First, escaped meaning
If the user input without any restrictions, then it must be converted to special characters.
If single quotes are not transformed, the light can not perform normal functions, database error re-occurs, and may even lead to a system crash.
Second, the need to escape the character type
In the string, certain sequences have special meaning. These sequences were backslash ( '') begins, i.e., a so-called escape character. MySQL escape sequences identified below:
ASCII 0 (NUL) character.
‘
apostrophe(''').
”
Double quotes('"').
b
Backspace.
n
Newline.
r
Carriage return.
t
tab characters.
FROM
ASCII 26 (control (Ctrl) -Z). The characters can be encoded as 'Z', in order to allow you to solve this problem in Windows, ending ASCII 26 represents the file. (If you try to use mysql db_name <file_name, ASCII 26 will cause problems).
\
Backslash ( '') character.
%
'%'character. Table notes behind.
_
'_'character. Table notes behind.
These sequences are case sensitive. For example, 'b' construed as backspace, but the 'B' interpreted as 'B'.
'%' And '_' Search for sequences might be interpreted as a wildcard matching pattern '%' and '_' character instance environment. Please note that if you use in other environments '%' or '_', which returns the string '%' and '_' instead of '%' and '_'.
In other escape sequences, backslash is ignored. In other words, if the escape character is not interpreted as an escape.
There are several ways to include characters in the string:
Used in the character string '' 'reference' '' may be written as' ''.
Used in the character string '' 'reference' '' may be written as "" " '.
Escape character can be added quotation marks ( '').
Used in the character string '' 'reference' '' does not require special treatment, no double or escape character. Similarly, the string used in a '' reference '' 'does not require special handling.
The following SELECT statement shows how references and escaping work:
mysql> SELECT ‘hello’, ‘”hello”‘, ‘””hello””‘, ‘hel”lo’, ”hello’;
+——-+———+———–+——–+——–+
| hello | "Hello" | "" Hello "" | hel'lo | 'Hello |
+——-+———+———–+——–+——–+
mysql> SELECT “hello”, “‘hello'”, “”hello””, “hel””lo”, “”hello”;
+——-+———+———–+——–+——–+
| hello | 'Hello' | "Hello" | hel "lo | "Hello |
+——-+———+———–+——–+——–+
mysql> SELECT ‘ThisnIsnFournLines’;
+——————–+
| This
Is
Four
Lines |
+——————–+
mysql> SELECT ‘disappearing backslash’;
+————————+
| disappearing backslash |
+————————+
If you want to insert binary data (such as BLOB) column in the string, the following characters must be represented by escape sequences:
NO
NUL byte (ASCII 0). By '' indicates the character (with a backslash ASCII'0 'character).

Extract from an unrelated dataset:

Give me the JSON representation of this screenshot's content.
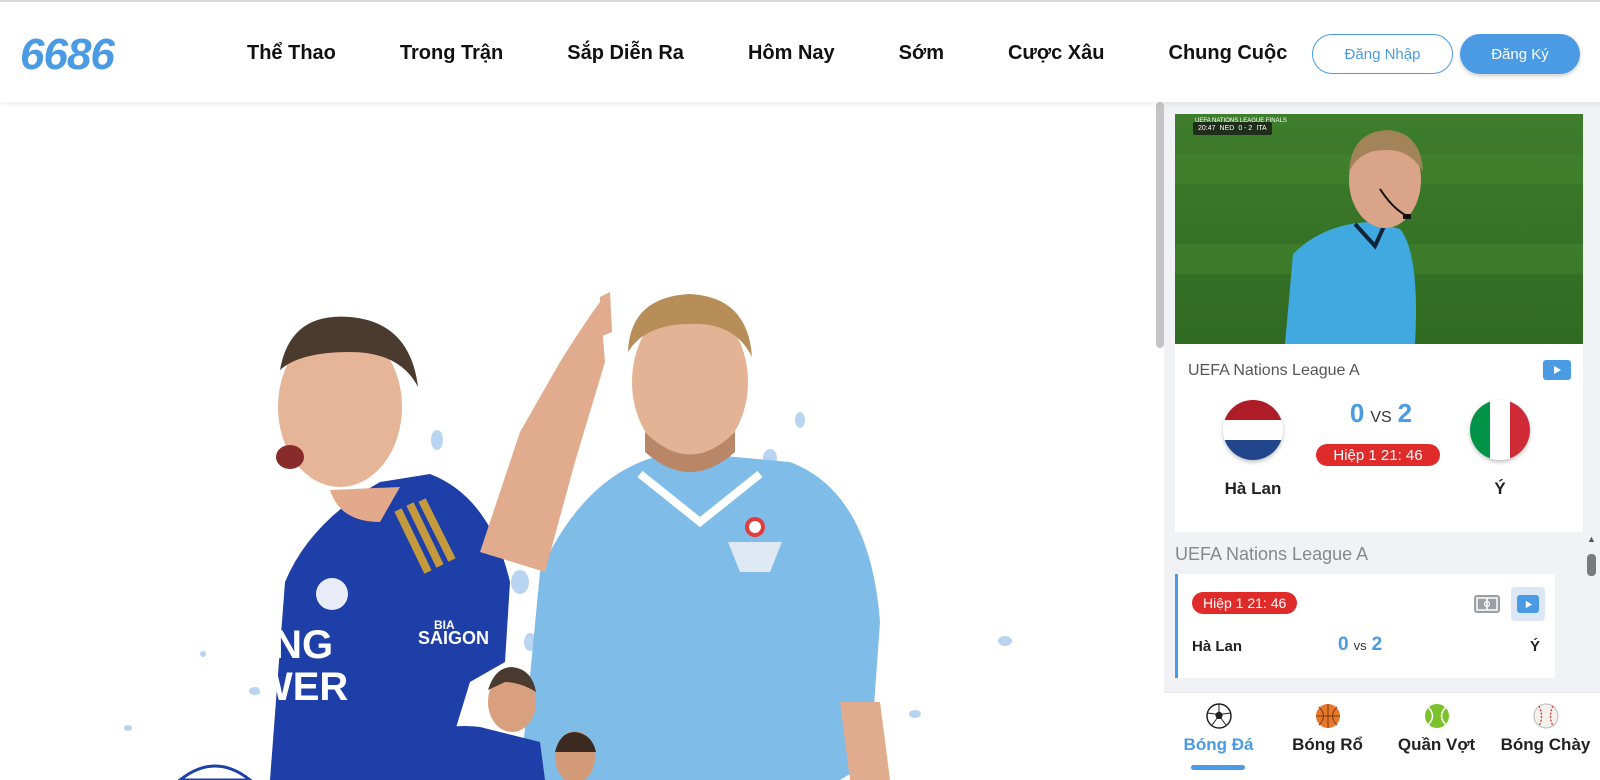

Backslash (ASCII 92). With '\' represents the character.
‘
Single quotation marks (ASCII 39). A '' 'represents the character.
”
Double quotes (ASCII 34). With '' 'represents the character.
When writing an application before, these special characters in a string that contains the data values sent to the MySQL server's SQL statement, they must be properly escaped. It can be done in two ways:
String processing function escapes special characters. For example, in C programs, may be used mysql_real_escape_string () C API function to escape characters. See Section 25.2.3.52, "mysql_real_escape_string ()". Perl DBI interface provides a quote method to convert special characters to the proper escape sequences. See Section 25.4, "MySQL Perl API".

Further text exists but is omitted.